Duas gerações, um palco

Tal como o pai, Carolina frequentou a Escola António Arroio, seguindo depois para a licenciatura em Som e Imagem na ESAD, Caldas da Rainha. Ainda em jovem, frequentou aulas de fotografia experimental, onde se apaixonou pela fotografia analógica.
“Antes de entrar na Arroio, frequentei as aulas de fotografia experimental que meu pai lecionava na escola, chamada Fotolab, focada em fotografia analógica, o que despertou o meu interesse pela fotografia. Também comecei a compor. A Arroio também me estimulou a usar o caderno e a desenhar mas, antes disso, desenhar já era uma atividade que fazia com o meu pai desde criança, os desenhos colaborativos.”

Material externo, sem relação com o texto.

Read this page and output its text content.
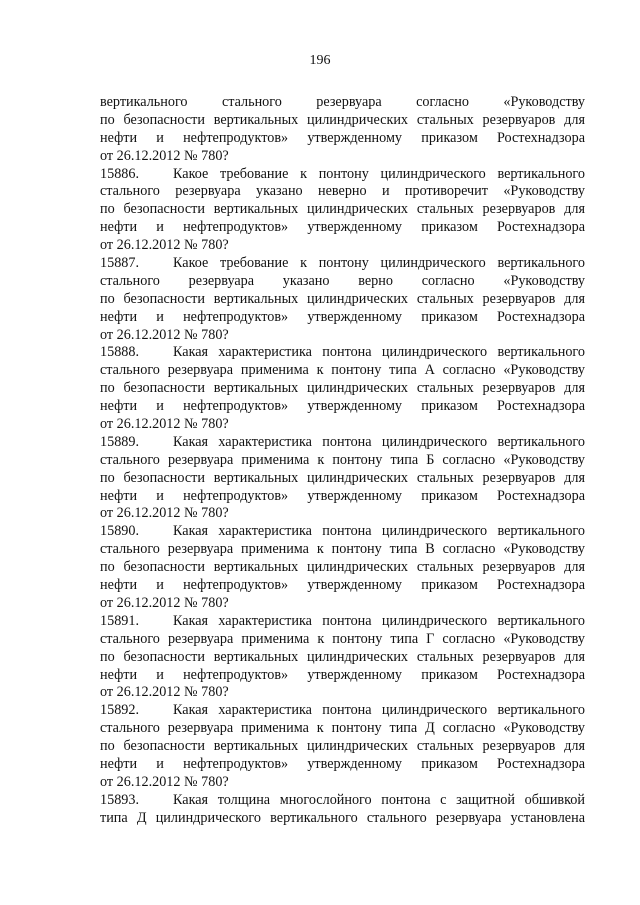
196
вертикального стального резервуара согласно «Руководству
по безопасности вертикальных цилиндрических стальных резервуаров для
нефти и нефтепродуктов» утвержденному приказом Ростехнадзора
от 26.12.2012 № 780?
15886.	Какое требование к понтону цилиндрического вертикального
стального резервуара указано неверно и противоречит «Руководству
по безопасности вертикальных цилиндрических стальных резервуаров для
нефти и нефтепродуктов» утвержденному приказом Ростехнадзора
от 26.12.2012 № 780?
15887.	Какое требование к понтону цилиндрического вертикального
стального резервуара указано верно согласно «Руководству
по безопасности вертикальных цилиндрических стальных резервуаров для
нефти и нефтепродуктов» утвержденному приказом Ростехнадзора
от 26.12.2012 № 780?
15888.	Какая характеристика понтона цилиндрического вертикального
стального резервуара применима к понтону типа А согласно «Руководству
по безопасности вертикальных цилиндрических стальных резервуаров для
нефти и нефтепродуктов» утвержденному приказом Ростехнадзора
от 26.12.2012 № 780?
15889.	Какая характеристика понтона цилиндрического вертикального
стального резервуара применима к понтону типа Б согласно «Руководству
по безопасности вертикальных цилиндрических стальных резервуаров для
нефти и нефтепродуктов» утвержденному приказом Ростехнадзора
от 26.12.2012 № 780?
15890.	Какая характеристика понтона цилиндрического вертикального
стального резервуара применима к понтону типа В согласно «Руководству
по безопасности вертикальных цилиндрических стальных резервуаров для
нефти и нефтепродуктов» утвержденному приказом Ростехнадзора
от 26.12.2012 № 780?
15891.	Какая характеристика понтона цилиндрического вертикального
стального резервуара применима к понтону типа Г согласно «Руководству
по безопасности вертикальных цилиндрических стальных резервуаров для
нефти и нефтепродуктов» утвержденному приказом Ростехнадзора
от 26.12.2012 № 780?
15892.	Какая характеристика понтона цилиндрического вертикального
стального резервуара применима к понтону типа Д согласно «Руководству
по безопасности вертикальных цилиндрических стальных резервуаров для
нефти и нефтепродуктов» утвержденному приказом Ростехнадзора
от 26.12.2012 № 780?
15893.	Какая толщина многослойного понтона с защитной обшивкой
типа Д цилиндрического вертикального стального резервуара установлена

Carolina tem hoje um percurso consolidado na música e nas artes performativas. Compôs a banda sonora do filme “Baan”, de Leonor Teles (2019), onde também foi protagonista. Lançou dois álbuns a solo, sendo o mais recente Exobiological (2024). Em 2023, venceu o Prémio Almada Jovem Promessa Artes (2023) e, este ano, arrecadou o prémio Sophia para Melhor Banda Sonora Original, em conjunto com Joana Niza Braga, também pelo filme “Baan”.
Apaixonados pelas tasquinhas locais, é comum ver pai e filha a percorrer as ruas de Almada Velha ou os arredores da Avenida do Cristo Rei, onde vivem, em busca da bifana perfeita ou a disputar uma partida de matraquilhos ou de snooker com a mesma paixão que dedicam à criação artística.
STBY: vídeo, som e improviso

A performance STBY estreou em Fevereiro de 2024, na Casa do Comum (Lisboa), com apresentações seguintes no Salão de Festas da Incrível Almadense, em Maio e Junho. Este ano, com o apoio da DGArtes, a digressão passou pelo Festival Volts no Porto, e seguiu para Lisboa e Caldas da Rainha.
A estrutura do espetáculo assenta em seis exercícios conceptuais de orquestração de vídeo com som. A equipa artística é multicultural e multigeracional. Carolina é responsável pela criação musical, juntamente com os músicos Ronaldo Januário, Rui Rodrigues e Tonya Nina. Na componente visual, além de Rodrigo, participa Carolina Soares, com projeções ao vivo e imagens pré-gravadas, como os gráficos 3D do artista Gonçalo Cabaça.
O ciclo de apresentações encerra-se no próximo dia 10 de Outubro, no Casino da Trafaria, às 21h30, com entrada livre e contributo voluntário.